Complexity O(N) array and double for

Question

How can i get complexity O(N)? i, currently, have a complexity O(N^2), right?

    vector<int> coins;
    vector<int> div;

    int n;
    cin >> n;

    int b, m;

    for (int k = 0; k < n; k++)
    {
        cin >> m;
        for (int i = 0; i < m; i++)
        {
            cin >> b;
            coins.push_back(b);
        }
    }

EDIT: code is here https://pastebin.com/bPG7D3W6

Answer 1

That is not O(N^2) by the way. That is O(N * M). Since you have two loops. One is from 0 to N and another nested loop from 0 to M. Maybe if you try to tell what you are trying to achieve, it would be easier to reformat the loops?

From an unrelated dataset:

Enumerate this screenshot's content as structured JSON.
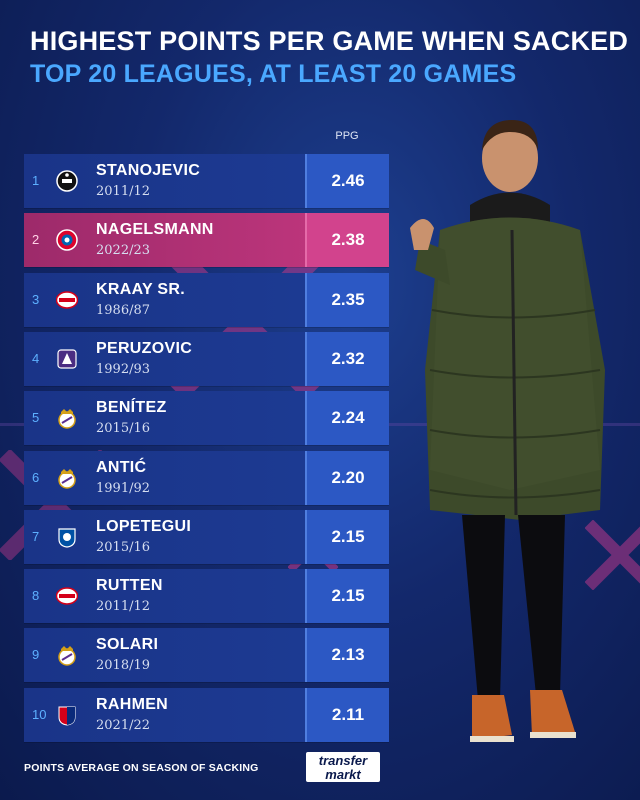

Currently I cannot see how to rework this loop with different complexity while maintaining functionality it has.

Edit:

@bitmask Made a great point in their answer. If you pre-allocate your vector, it will stop push_back() from re-allocating vector a lot. Re-allocation is O(N). The issue is that we do not have M constant, it varies on input of user. But you can perform cute optimization by allocating vector at least initially after you get n, to be size of n. The reason it is a cute optimization is because it will save you a bit of performance, but it won't be as significant that will impact your Big O.

vector<int> coins;
vector<int> div;

int n;
cin >> n;

int b, m;


coins.reserve(n);
...

Answer 2

This algorithm has a complexity of O(n + m₀ + ... + m_n-1). In case all the m_i are identical, this will result in O(n*m).

However, take a look at the complexity of the algorithm not in terms of its input but its output: You want to end up with a collection of c = coins.size(). As such it is impossible to have an agorithm that has complexity better than O(c).

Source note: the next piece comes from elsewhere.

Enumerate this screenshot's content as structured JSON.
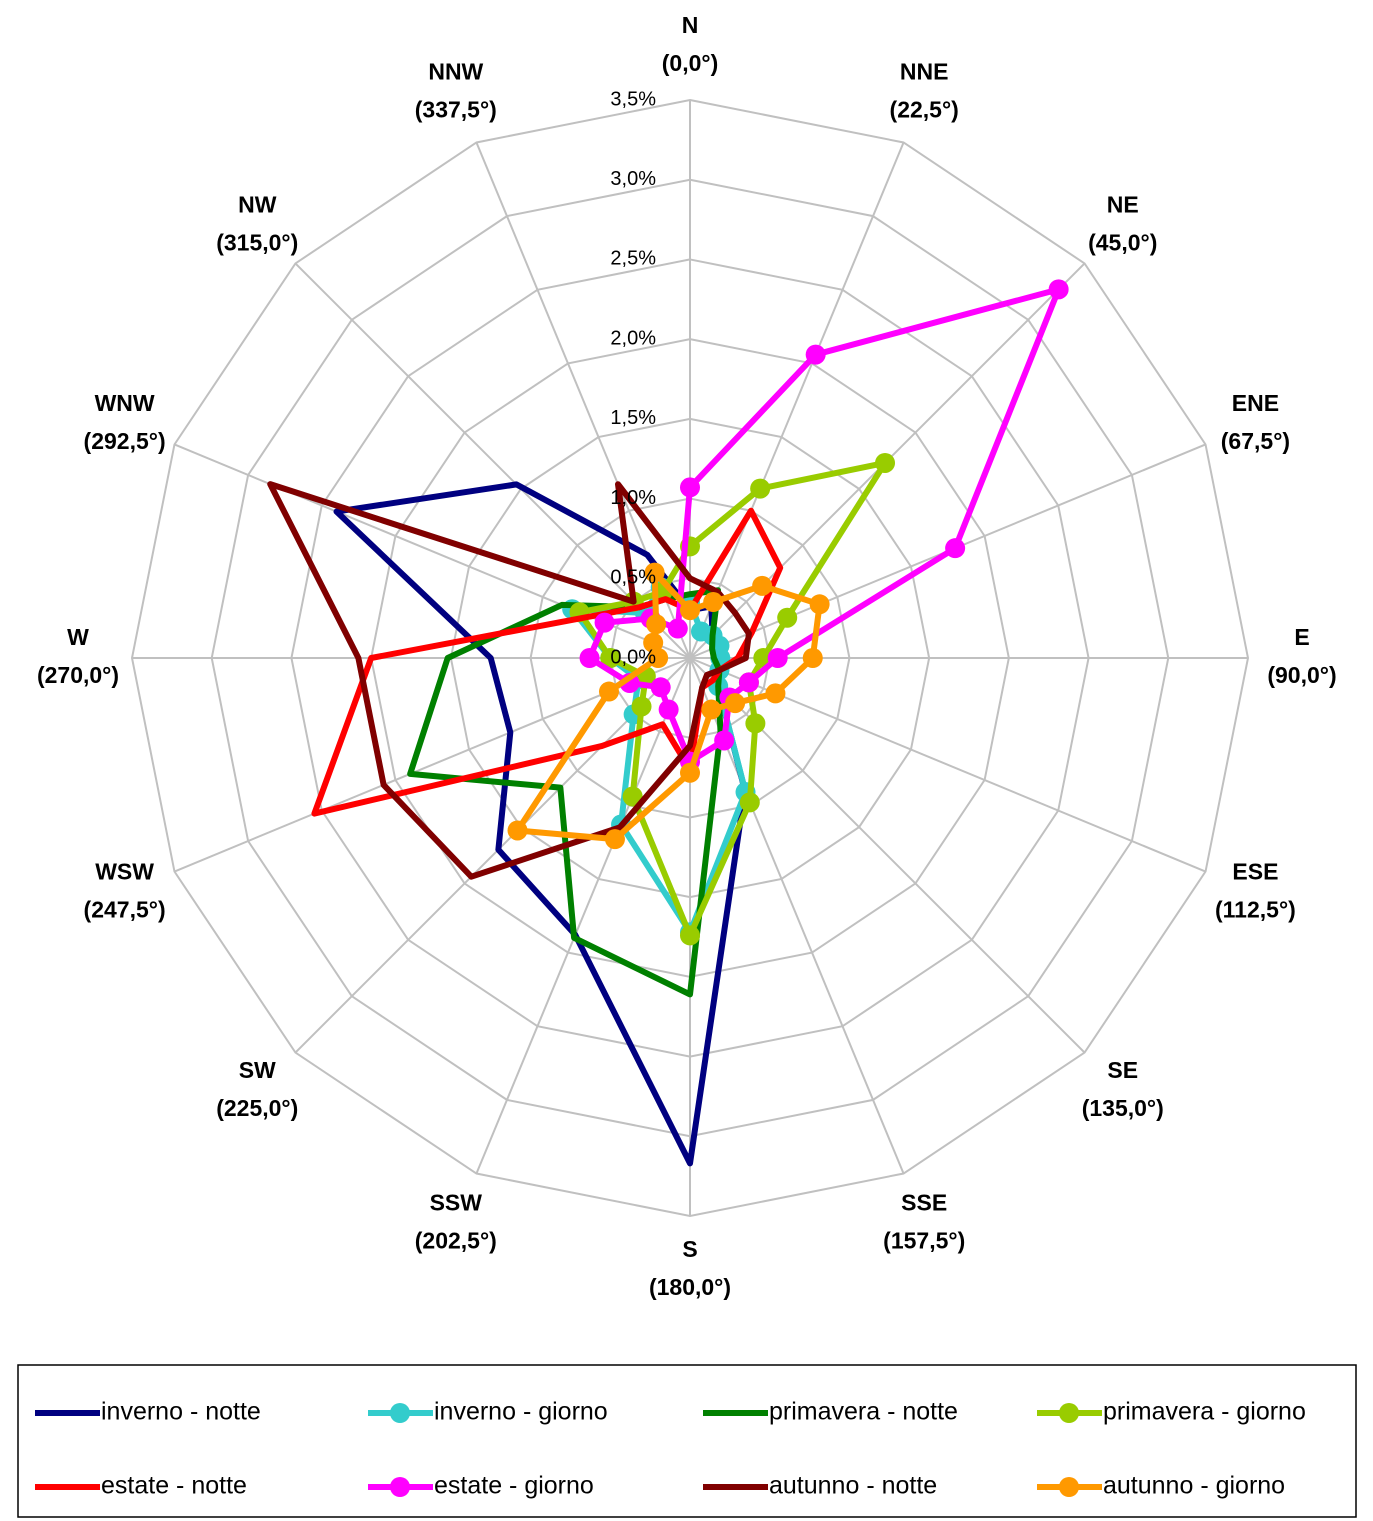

Your algorithm runs in O(c) but seeing this is not trivial and depends on the specification of std::vector. A vector has amortised O(1) push_back, but non-amortised any given push_back can have complexity O(s) with s = vector.size() as it has to (potentially) allocate a new storage location of size 2*s and copy/move s objects. Still the amortisation means that you can hide all the copy/move overhead of std::vector inside the Big-O-notation as it is bound by C*c which is in O(c) for a constant C.

So, while you cannot improve the complexity of your algorithm, you can likely improve the effective performance of it. Namely by pre-allocating more buffer once you know any of the m_i:

    cin >> m;
    coins.reserve(coins.size() + m);

This will reduce the number of allocations (by far the most expensive part of your program). To see the difference you cannot use Big-O analysis but have to measure the performance your program.

In case that your m_i are likely to not vary greatly, you can even reserve n*m₀ once you read your first m value. This will likely significantly reduce the runtime further.

If you want to completely optimise the performance, read all the m_i in advance so that you can reduce the number of vector allocations to exactly 1. But this will change the order in which you read input.